NASA Satellite Reveals Saharan Dust Feeding Amazon’s Plants

Hongbin Yu from ESSIC University of Maryland College Park and co-authors including Tianle Yuan, Lorraine Remer and Zhibo Zhang from JCET UMBC recently published a paper in Geophysical Research Letters that quantifies the amount of dust transported from North Africa and deposited in the Amazon Basin.  Using CALIPSO observations of the 3-dimensional distribution of dust aerosol over a 7-year period, they estimated that an average of 28 ± 20 Tg of dust per year falls into the Basin.  

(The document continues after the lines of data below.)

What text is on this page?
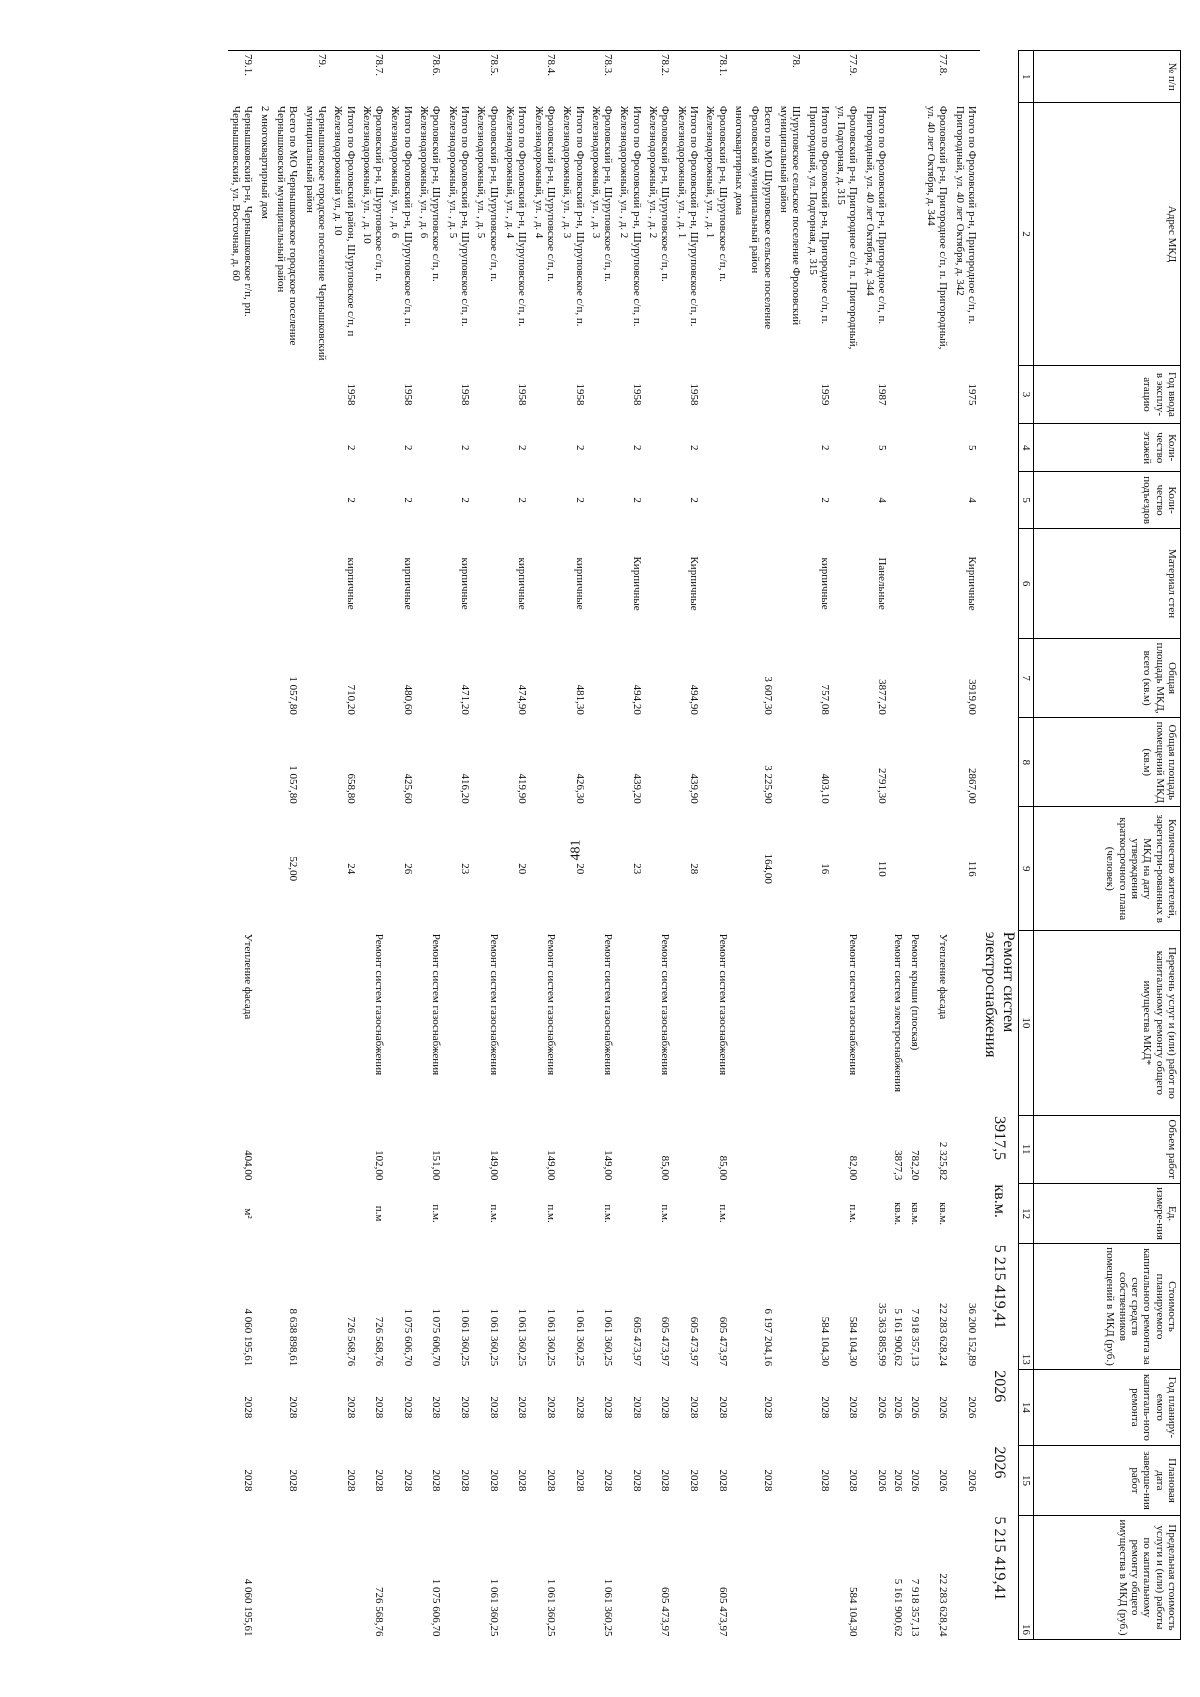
481
№ п/п	Адрес МКД	Год ввода в эксплу-атацию	Коли-чество этажей	Коли-чество подъездов	Материал стен	Общая площадь МКД, всего (кв.м)	Общая площадь помещений МКД (кв.м)	Количество жителей, зарегистри-рованных в МКД на дату утверждения краткосрочного плана (человек)	Перечень услуг и (или) работ по капитальному ремонту общего имущества МКД*	Объем работ	Ед. измере-ния	Стоимость планируемого капитального ремонта за счет средств собственников помещений в МКД (руб.)	Год планиру-емого капиталь-ного ремонта	Плановая дата заверше-ния работ	Предельная стоимость услуги и (или) работы по капитальному ремонту общего имущества в МКД (руб.)
1	2	3	4	5	6	7	8	9	10	11	12	13	14	15	16
									Ремонт систем электроснабжения	3917,5	кв.м.	5 215 419,41	2026	2026	5 215 419,41
	Итого по Фроловский р-н, Пригородное с/п, п. Пригородный, ул. 40 лет Октября, д. 342	1975	5	4	Кирпичные	3919,00	2867,00	116				36 200 152,89	2026	2026	
77.8.	Фроловский р-н, Пригородное с/п, п. Пригородный, ул. 40 лет Октября, д. 344								Утепление фасада	2 325,82	кв.м.	22 283 628,24	2026	2026	22 283 628,24
									Ремонт крыши (плоская)	782,20	кв.м.	7 918 357,13	2026	2026	7 918 357,13
									Ремонт систем электроснабжения	3877,3	кв.м.	5 161 900,62	2026	2026	5 161 900,62
	Итого по Фроловский р-н, Пригородное с/п, п. Пригородный, ул. 40 лет Октября, д. 344	1987	5	4	Панельные	3877,20	2791,30	110				35 363 885,99	2026	2026	
77.9.	Фроловский р-н, Пригородное с/п, п. Пригородный, ул. Подгорная, д. 315								Ремонт систем газоснабжения	82,00	п.м.	584 104,30	2028	2028	584 104,30
	Итого по Фроловский р-н, Пригородное с/п, п. Пригородный, ул. Подгорная, д. 315	1959	2	2	кирпичные	757,08	403,10	16				584 104,30	2028	2028	
78.	Шуруповское сельское поселение Фроловский муниципальный район														
	Всего по МО Шуруповское сельское поселение Фроловский муниципальный район					3 607,30	3 225,90	164,00				6 197 204,16	2028	2028	
	многоквартирных дома														
78.1.	Фроловский р-н, Шуруповское с/п, п. Железнодорожный, ул. , д. 1								Ремонт систем газоснабжения	85,00	п.м.	605 473,97	2028	2028	605 473,97
	Итого по Фроловский р-н, Шуруповское с/п, п. Железнодорожный, ул. , д. 1	1958	2	2	Кирпичные	494,90	439,90	28				605 473,97	2028	2028	
78.2.	Фроловский р-н, Шуруповское с/п, п. Железнодорожный, ул. , д. 2								Ремонт систем газоснабжения	85,00	п.м.	605 473,97	2028	2028	605 473,97
	Итого по Фроловский р-н, Шуруповское с/п, п. Железнодорожный, ул. , д. 2	1958	2	2	Кирпичные	494,20	439,20	23				605 473,97	2028	2028	
78.3.	Фроловский р-н, Шуруповское с/п, п. Железнодорожный, ул. , д. 3								Ремонт систем газоснабжения	149,00	п.м.	1 061 360,25	2028	2028	1 061 360,25
	Итого по Фроловский р-н, Шуруповское с/п, п. Железнодорожный, ул. , д. 3	1958	2	2	кирпичные	481,30	426,30	20				1 061 360,25	2028	2028	
78.4.	Фроловский р-н, Шуруповское с/п, п. Железнодорожный, ул. , д. 4								Ремонт систем газоснабжения	149,00	п.м.	1 061 360,25	2028	2028	1 061 360,25
	Итого по Фроловский р-н, Шуруповское с/п, п. Железнодорожный, ул. , д. 4	1958	2	2	кирпичные	474,90	419,90	20				1 061 360,25	2028	2028	
78.5.	Фроловский р-н, Шуруповское с/п, п. Железнодорожный, ул. , д. 5								Ремонт систем газоснабжения	149,00	п.м.	1 061 360,25	2028	2028	1 061 360,25
	Итого по Фроловский р-н, Шуруповское с/п, п. Железнодорожный, ул. , д. 5	1958	2	2	кирпичные	471,20	416,20	23				1 061 360,25	2028	2028	
78.6.	Фроловский р-н, Шуруповское с/п, п. Железнодорожный, ул. , д. 6								Ремонт систем газоснабжения	151,00	п.м.	1 075 606,70	2028	2028	1 075 606,70
	Итого по Фроловский р-н, Шуруповское с/п, п. Железнодорожный, ул. , д. 6	1958	2	2	кирпичные	480,60	425,60	26				1 075 606,70	2028	2028	
78.7.	Фроловский р-н, Шуруповское с/п, п. Железнодорожный, ул. , д. 10								Ремонт систем газоснабжения	102,00	п.м	726 568,76	2028	2028	726 568,76
	Итого по Фроловский район, Шуруповское с/п, п Железнодорожный ул, д. 10	1958	2	2	кирпичные	710,20	658,80	24				726 568,76	2028	2028	
79.	Чернышковское городское поселение Чернышковский муниципальный район														
	Всего по МО Чернышковское городское поселение Чернышковский муниципальный район					1 057,80	1 057,80	52,00				8 638 898,61	2028	2028	
	2 многоквартирный дом														
79.1.	Чернышковский р-н, Чернышковское г/п, рп. Чернышковский, ул. Восточная, д. 60								Утепление фасада	404,00	м²	4 060 195,61	2028	2028	4 060 195,61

To put this into perspective, previous work published by this group estimates that 56 Tg of dust per year arrives over North America from Asia and 4 Tg of dust arrives over North America from North Africa. The dust deposited into the Amazon enters the basin from both the east and from the north.  The dust is a fine-grained mineral substance, containing many important plant nutrients, such as phosphorus.  There is sufficient phosphorus in the deposited dust, 23 ±15 g of phosphorus per hectare per year, to offset the amount of phosphorus lost by water runoff and river outflow to the ocean.  Thus, this study demonstrates important interconnections between continents, and the need for interdisciplinary studies of the Earth’s systems.